There are certain data classification standard categories. Each one of these standards may have federal and local laws about how they need to be handled. They inlcude the following:
- Public information. This standard is maintained by state institutions and subject to disclosure as part of certain laws.
- Confidential information. This may have legal restrictions about the way it is handled, or there may be other consequences around the way it is handled.
- Sensitive information. This is any information stored or handled by state institutions that include authorization requirements and other rigid rules around its use.
- Personal information. Generally, peoples' personal information is considered protected by law, and it needs to be handled following certain protocols and rules for proper use. Sometimes there are gaps between the moral requirements and contemporary legislative protections for their use.
A regular expression is an equation used to quickly pull any data that fits a certain category, making it easier to categorize all of the information that falls within those particular parameters.
Various tools may be used in data classification, including databases, business intelligence software and standard data management systems. Some examples of business intelligence software used by companies for data classification include Google Data Studio, Databox, Visme and SAP Lumira.
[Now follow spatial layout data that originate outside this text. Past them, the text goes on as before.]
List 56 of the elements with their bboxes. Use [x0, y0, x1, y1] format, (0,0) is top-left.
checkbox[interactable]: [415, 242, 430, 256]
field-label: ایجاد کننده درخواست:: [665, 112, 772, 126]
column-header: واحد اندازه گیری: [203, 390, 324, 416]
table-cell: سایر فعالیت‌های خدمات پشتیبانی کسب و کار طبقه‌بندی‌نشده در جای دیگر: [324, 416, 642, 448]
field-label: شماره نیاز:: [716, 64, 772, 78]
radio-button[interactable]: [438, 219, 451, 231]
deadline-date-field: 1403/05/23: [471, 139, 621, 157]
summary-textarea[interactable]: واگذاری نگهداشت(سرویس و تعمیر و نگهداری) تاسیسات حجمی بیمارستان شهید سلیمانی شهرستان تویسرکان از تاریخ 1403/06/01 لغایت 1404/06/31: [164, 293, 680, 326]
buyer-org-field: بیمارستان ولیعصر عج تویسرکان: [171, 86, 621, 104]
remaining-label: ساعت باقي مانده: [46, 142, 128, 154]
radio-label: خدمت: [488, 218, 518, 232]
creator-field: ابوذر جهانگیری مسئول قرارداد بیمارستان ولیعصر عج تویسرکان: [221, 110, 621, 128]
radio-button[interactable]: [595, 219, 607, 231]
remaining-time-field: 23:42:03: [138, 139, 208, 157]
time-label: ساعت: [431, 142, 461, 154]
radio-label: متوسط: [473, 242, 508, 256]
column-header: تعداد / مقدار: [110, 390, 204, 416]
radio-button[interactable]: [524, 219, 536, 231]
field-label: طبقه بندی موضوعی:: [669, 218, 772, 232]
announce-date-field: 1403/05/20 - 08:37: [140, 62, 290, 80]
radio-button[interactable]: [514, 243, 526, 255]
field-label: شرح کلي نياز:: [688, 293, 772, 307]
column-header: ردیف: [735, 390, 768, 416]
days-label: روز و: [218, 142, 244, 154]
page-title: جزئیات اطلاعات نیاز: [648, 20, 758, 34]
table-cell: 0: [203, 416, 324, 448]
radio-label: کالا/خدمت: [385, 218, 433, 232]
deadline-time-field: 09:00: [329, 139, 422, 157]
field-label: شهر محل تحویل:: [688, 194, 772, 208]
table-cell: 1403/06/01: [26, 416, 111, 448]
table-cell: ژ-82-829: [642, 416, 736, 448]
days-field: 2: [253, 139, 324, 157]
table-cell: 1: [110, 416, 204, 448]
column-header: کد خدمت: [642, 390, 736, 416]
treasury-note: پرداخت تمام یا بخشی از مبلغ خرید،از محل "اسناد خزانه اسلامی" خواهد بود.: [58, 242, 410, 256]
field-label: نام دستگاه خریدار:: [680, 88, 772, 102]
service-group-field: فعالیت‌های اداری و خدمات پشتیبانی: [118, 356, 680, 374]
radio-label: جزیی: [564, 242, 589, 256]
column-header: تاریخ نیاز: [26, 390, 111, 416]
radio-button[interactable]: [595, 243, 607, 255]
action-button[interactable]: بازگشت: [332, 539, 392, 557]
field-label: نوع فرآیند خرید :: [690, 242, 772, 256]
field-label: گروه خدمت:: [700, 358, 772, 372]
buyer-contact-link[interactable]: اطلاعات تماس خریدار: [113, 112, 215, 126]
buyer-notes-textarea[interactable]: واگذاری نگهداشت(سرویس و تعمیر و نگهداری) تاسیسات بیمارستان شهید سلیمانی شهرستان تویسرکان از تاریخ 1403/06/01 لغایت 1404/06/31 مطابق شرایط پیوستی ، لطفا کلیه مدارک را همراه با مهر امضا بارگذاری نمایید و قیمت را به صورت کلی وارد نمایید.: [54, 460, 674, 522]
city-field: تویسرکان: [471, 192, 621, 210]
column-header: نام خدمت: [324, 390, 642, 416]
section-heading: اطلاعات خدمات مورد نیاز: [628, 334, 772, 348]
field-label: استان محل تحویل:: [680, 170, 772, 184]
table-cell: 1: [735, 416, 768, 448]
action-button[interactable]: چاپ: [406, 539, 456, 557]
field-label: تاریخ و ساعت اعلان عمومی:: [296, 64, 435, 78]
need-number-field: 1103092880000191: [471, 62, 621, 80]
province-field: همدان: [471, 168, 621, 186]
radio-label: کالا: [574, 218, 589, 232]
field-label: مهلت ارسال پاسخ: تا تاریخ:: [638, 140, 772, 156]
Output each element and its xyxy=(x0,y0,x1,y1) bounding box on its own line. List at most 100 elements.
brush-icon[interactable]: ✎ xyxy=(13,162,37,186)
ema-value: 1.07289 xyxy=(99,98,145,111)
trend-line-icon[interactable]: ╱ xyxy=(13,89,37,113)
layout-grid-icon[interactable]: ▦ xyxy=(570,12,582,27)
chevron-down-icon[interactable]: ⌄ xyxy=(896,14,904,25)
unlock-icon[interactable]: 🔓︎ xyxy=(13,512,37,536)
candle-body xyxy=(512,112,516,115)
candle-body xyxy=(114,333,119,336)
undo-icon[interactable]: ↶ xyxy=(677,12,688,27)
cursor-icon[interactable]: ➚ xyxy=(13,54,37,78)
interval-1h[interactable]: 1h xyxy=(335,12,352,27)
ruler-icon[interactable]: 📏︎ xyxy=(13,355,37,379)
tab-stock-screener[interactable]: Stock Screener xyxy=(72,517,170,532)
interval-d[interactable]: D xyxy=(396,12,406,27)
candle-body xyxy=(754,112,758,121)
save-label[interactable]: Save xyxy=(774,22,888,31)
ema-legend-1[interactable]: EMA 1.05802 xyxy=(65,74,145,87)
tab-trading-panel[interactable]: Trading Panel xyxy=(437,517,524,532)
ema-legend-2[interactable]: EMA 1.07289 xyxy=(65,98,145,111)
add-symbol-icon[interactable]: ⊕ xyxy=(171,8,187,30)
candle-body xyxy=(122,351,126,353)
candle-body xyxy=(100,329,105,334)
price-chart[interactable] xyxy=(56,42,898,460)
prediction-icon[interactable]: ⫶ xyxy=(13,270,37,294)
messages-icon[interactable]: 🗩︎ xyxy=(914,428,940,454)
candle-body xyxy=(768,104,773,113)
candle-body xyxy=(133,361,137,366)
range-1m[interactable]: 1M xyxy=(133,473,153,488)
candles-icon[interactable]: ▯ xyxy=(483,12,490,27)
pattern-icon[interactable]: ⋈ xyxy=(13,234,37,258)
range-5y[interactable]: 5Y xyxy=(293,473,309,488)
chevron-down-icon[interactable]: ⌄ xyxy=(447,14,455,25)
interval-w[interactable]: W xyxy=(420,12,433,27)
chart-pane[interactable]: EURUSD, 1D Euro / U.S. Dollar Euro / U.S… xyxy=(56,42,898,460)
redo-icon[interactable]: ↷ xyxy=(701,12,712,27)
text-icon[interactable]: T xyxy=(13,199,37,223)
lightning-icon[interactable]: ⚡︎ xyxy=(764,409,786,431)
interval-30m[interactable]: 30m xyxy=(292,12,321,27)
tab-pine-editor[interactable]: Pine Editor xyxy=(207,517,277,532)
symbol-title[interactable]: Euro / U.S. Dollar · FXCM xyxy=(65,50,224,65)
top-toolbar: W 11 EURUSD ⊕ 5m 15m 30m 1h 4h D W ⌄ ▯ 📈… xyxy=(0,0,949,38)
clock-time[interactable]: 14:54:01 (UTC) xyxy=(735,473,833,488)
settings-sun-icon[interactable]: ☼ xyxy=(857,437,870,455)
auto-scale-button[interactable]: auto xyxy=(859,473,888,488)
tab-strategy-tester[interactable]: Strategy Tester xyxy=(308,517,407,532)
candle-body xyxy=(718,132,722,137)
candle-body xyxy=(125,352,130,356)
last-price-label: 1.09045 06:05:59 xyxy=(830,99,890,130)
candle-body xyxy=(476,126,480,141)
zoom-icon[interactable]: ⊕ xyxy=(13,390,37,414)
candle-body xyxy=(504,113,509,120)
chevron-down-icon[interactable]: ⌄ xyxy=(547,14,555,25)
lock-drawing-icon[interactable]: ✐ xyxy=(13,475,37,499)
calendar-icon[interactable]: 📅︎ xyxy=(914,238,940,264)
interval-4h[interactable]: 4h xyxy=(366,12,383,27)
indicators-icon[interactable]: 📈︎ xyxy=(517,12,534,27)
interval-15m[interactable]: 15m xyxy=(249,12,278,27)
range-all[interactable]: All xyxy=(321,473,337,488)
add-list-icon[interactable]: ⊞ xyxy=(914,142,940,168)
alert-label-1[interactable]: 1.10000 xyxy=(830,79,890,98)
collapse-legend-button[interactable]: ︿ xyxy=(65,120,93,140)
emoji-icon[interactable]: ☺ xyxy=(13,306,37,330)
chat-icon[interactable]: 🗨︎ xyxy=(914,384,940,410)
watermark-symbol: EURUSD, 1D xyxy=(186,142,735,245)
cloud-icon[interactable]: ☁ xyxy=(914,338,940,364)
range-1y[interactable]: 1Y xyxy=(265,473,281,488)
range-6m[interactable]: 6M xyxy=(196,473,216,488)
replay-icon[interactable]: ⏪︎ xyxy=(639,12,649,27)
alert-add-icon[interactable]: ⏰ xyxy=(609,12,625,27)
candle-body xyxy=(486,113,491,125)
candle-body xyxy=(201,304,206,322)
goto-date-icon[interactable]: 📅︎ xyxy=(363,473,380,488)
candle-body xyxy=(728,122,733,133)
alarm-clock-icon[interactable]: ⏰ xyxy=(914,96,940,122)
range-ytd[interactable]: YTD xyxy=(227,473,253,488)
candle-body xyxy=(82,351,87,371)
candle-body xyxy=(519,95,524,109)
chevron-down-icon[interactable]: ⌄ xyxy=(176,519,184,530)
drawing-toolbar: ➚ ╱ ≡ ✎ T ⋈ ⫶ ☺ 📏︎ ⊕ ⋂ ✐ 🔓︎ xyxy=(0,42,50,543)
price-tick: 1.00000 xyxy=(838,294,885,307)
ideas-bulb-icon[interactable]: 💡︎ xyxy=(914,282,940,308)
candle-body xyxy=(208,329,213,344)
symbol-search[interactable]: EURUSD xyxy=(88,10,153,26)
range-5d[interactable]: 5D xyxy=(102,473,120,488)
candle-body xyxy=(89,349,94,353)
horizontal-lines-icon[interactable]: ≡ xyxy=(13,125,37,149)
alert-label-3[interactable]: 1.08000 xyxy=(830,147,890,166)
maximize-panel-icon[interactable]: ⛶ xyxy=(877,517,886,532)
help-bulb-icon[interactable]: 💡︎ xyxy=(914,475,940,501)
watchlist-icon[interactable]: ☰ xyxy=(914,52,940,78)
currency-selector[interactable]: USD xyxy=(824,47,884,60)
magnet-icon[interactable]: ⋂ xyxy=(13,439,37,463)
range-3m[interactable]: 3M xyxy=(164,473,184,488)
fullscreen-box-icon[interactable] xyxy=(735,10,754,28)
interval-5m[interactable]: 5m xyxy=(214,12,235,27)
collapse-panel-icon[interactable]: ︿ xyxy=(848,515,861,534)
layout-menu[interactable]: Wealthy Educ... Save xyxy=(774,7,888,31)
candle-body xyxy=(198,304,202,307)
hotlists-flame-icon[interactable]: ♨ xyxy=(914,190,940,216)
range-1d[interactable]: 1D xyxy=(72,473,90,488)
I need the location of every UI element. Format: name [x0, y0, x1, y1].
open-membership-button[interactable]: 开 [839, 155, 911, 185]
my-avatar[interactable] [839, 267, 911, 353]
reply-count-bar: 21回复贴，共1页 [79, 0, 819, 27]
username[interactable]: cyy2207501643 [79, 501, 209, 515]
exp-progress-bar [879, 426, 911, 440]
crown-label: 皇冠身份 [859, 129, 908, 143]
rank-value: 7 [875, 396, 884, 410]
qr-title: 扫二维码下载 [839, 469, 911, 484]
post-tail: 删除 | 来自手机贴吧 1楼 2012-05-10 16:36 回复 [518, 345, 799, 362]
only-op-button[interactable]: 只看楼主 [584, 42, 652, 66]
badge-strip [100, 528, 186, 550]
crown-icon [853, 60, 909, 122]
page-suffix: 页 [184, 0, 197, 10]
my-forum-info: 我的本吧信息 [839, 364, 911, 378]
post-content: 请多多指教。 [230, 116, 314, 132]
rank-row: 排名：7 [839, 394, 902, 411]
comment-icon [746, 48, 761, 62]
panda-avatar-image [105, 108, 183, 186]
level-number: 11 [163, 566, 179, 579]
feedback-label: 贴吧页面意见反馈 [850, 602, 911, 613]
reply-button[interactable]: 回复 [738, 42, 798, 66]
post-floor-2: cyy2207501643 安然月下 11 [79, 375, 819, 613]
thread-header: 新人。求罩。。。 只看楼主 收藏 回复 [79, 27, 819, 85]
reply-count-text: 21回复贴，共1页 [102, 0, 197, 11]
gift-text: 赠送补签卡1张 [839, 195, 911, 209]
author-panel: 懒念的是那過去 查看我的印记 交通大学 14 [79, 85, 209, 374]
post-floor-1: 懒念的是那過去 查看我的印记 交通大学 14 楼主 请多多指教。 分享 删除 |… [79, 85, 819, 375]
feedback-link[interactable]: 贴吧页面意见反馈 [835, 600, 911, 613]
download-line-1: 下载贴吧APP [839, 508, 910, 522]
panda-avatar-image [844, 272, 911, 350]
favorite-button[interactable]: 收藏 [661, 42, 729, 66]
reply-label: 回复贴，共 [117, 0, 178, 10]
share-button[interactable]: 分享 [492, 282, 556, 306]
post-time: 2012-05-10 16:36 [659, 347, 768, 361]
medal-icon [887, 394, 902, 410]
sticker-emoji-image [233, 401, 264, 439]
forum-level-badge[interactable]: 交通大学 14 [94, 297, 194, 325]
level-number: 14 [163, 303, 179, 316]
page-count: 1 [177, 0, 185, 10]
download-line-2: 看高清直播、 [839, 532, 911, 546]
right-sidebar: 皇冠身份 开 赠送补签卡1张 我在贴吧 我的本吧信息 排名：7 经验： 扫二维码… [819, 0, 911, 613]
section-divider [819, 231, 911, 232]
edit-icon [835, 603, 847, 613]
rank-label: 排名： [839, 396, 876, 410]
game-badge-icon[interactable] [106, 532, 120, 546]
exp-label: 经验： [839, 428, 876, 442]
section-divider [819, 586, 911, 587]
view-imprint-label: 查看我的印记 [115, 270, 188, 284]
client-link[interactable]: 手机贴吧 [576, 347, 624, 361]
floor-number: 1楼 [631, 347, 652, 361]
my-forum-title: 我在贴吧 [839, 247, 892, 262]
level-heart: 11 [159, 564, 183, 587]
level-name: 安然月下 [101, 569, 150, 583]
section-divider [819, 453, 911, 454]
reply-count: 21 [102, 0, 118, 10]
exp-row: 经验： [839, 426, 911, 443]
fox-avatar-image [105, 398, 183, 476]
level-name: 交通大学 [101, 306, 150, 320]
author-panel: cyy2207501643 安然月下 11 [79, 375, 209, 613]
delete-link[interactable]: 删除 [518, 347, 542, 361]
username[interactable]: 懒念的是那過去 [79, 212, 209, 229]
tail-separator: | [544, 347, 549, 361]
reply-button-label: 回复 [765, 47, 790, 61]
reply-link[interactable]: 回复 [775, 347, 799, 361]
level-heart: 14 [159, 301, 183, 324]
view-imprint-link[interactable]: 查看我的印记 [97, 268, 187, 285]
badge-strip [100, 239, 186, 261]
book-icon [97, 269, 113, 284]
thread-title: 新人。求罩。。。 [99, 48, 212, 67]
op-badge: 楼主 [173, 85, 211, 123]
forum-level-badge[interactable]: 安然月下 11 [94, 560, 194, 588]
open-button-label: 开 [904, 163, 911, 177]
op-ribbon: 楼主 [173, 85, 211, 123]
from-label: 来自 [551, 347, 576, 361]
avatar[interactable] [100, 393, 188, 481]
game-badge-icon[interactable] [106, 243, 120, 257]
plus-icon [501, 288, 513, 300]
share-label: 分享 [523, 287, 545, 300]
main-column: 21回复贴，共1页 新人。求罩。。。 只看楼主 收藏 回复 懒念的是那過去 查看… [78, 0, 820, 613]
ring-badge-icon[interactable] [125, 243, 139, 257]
Benefits of data classification
Using data classification helps organizations maintain the confidentiality, ease of access and integrity of their data. It also helps to lower the danger of unstructured sensitive information becoming vulnerable to hackers, and it saves companies from steep data storage costs. Storing massive amounts of unorganized data is expensive and could also be a liability.
GDPR (EU General Data Protection Regulation)
The EU General Data Protection Regulation (GDPR) is a set of international guidelines created to help companies and institutions handle confidential or sensitive data carefully and respectfully. It is made up of seven guiding principles: fairness, limited scope, minimized data, accuracy, storage limitations, rights and integrity. There are very steep penalties for not complying with these standards in some countries.
Examples of data classification
A number of different category lists can be applied to the information in a system. These lists of qualifications are also known as data classification schemes. One way to classify sensitivity categories might include classes such as secret, confidential, business-use only and public. An organization might also use a system that classifies information as based on the type of qualities it drills down into. For example, types of information might be content info that goes into the files looking for certain characteristics. Context-based classification examines applications, users, geographic location or creator info about the application. User classification is based on what an end user chooses to create, edit and review.
As part of maintaining a process to keep data classification systems as efficient as possible, it is important for an organization to continuously update the classification system by reassigning the values, ranges and outputs to more effectively meet the organization's classification goals.
Regression algorithm vs. classification algorithm
Both regression and classification algorithms are standard data management styles. When it comes to organizing data, the biggest differences between regression and classification algorithms fall within the type of expected output. For any systems that will produce a single set of potential results within a finite range, classification algorithms are ideal. When the results of an algorithm are continuous, such as an output of time or length, using a regression algorithm or linear regression algorithm is more efficient.